Tuesday, July 12, 2022

T.T.: Living with Less

I love vegetables. I love them so much that I spend a significant amount of time and expend a significant amount of labor to grow them myself, because I cannot easily buy them. 

What that means is that I sort of eat seasonally, whether I want to or not.

Seasonal eating has become a trendy topic in the past decade or so, and I heartily endorse it. It has been pointed out that seasonal eating means you're going to be eating less glamorous things like collard greens and squash in November, not exciting things like fresh tomatoes or raspberries.

But it also means that at some points of the year, you're just . . . not going to be eating many fresh fruits or vegetables.

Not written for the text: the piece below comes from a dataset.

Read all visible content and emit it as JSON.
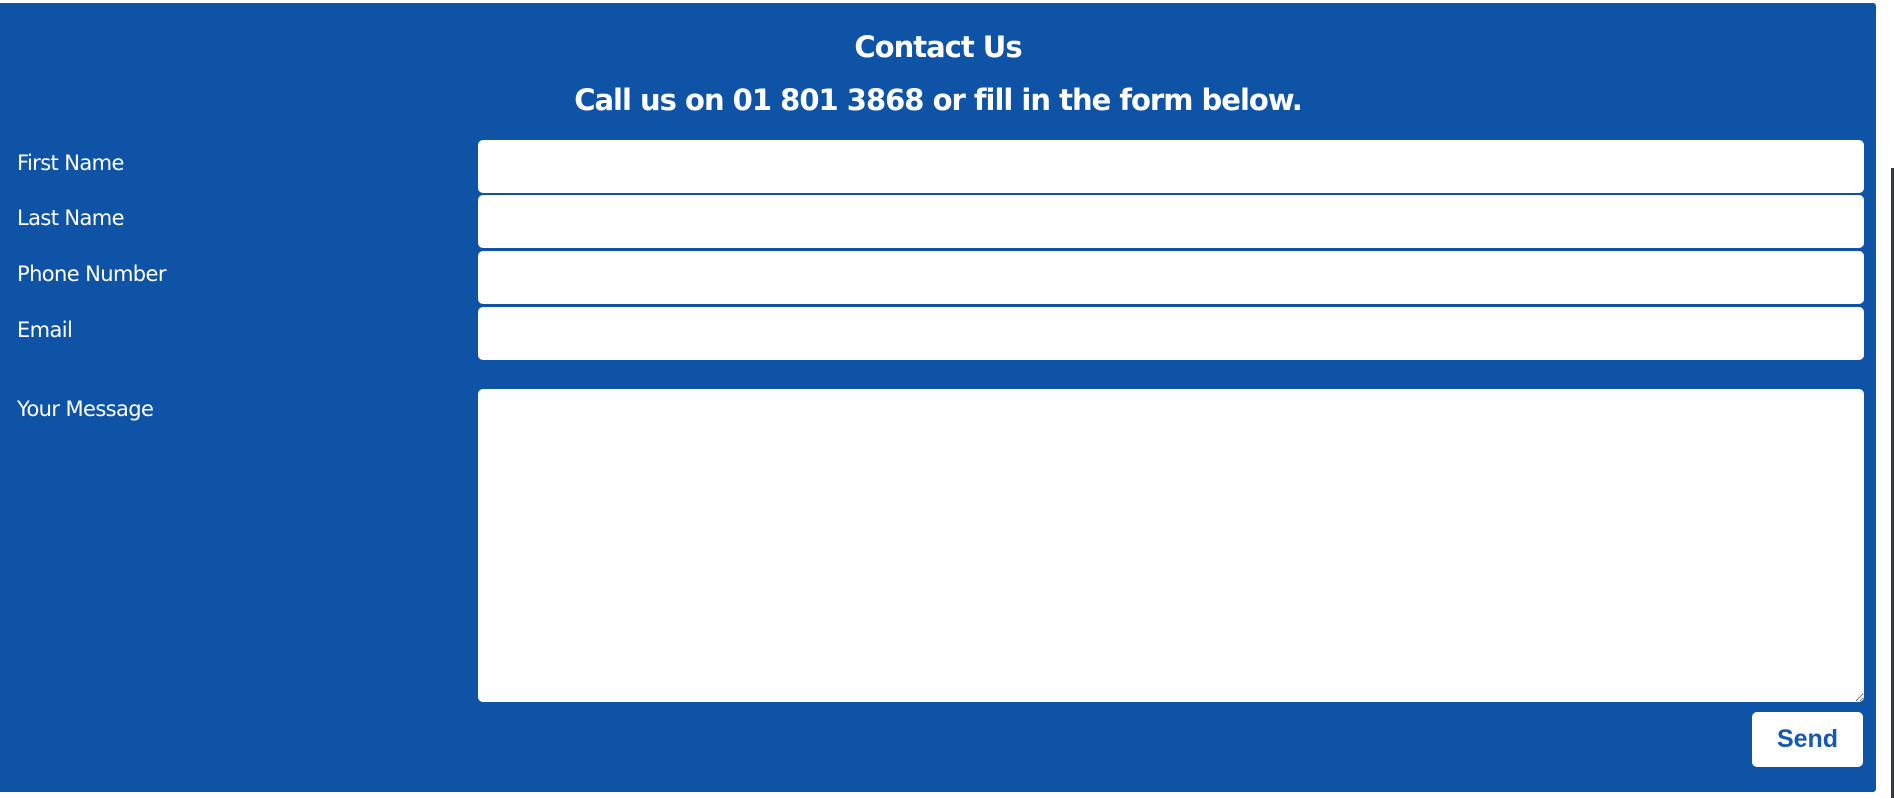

This is modern sacrilege, I know. We're all supposed to be maximizing our intake of fruits and vegetables--it used to be five a day, but I think that recommendation has increased--but that is just not feasible in a life that doesn't include grocery stores stocked with imported foods.

It is possible to always have something in the garden in most climates if you're willing to use plastic row cover or hoop houses. I don't do that, though, and that means that there are times of the year when my refrigerator produce drawers are almost empty.

This happens in the winter, of course, when I rely more on frozen or canned things from the previous summer. But it also happens, counterintuitively, right now. At about this point in the summer, the spring crops are pretty much done, and the summer crops aren't really ready yet*. It's at this time of year that I'll have maybe half a dozen snow peas one day, one or two small tomatoes the next, one last small cabbage that was later to harvest than the others . . .

But really, we are not eating a lot of vegetables right now. And that's okay. We're not going to have a vitamin deficiency if we can't harvest tons of fresh produce for a couple of weeks.

So I guess my tip here is this: If you're growing a garden to supply your own vegetables (yay for you!), accept the fact that it will not always be a steady and reliable stream of abundance. 

Non-gardeners would probably be surprised that the most bountiful time in a vegetable garden is not summer, but early fall.

Eating seasonally means sometimes just, well, not eating things, and that's okay. 

* Succession planting (which just means spreading out the planting of certain things over several weeks) helps with this, but I am not very good at that. And sometimes, it just doesn't work. The things that are planted two weeks earlier sulk and the things planted two weeks later take off and then everything is still ready to harvest at the same time.

Sunday, July 10, 2022

Snapshots: A 360-Degree Walk

I thought it would be fun to stand in the spot I usually turn around on my morning walks and take a photo of the four cardinal directions. So I stood there and turned counterclockwise 90 degrees and took a photo all the way around.

Up the road . . .

The neighbor's pasture . . .

Down the road to our house . . .

And the same neighbor's pasture on the other side (with the old schoolhouse in the distance).

That was fun!

Those pictures were taken a couple of weeks ago, though, and look how green it is now!

Much better.

The garden is starting to evidence its summer sprawl.

The tomato forest continues to advance.

And the potato/calabaza bed is now a thicket. (I've harvested all the cabbages that were in this bed.)

Some good harvests lately.

A good day.

And last, I leave you with an astronaut contemplating the universe . . .

Actually watching the apricot jam boiling. The astronaut's helmet protected him from splatters.

There you have it! My life, snapshotted.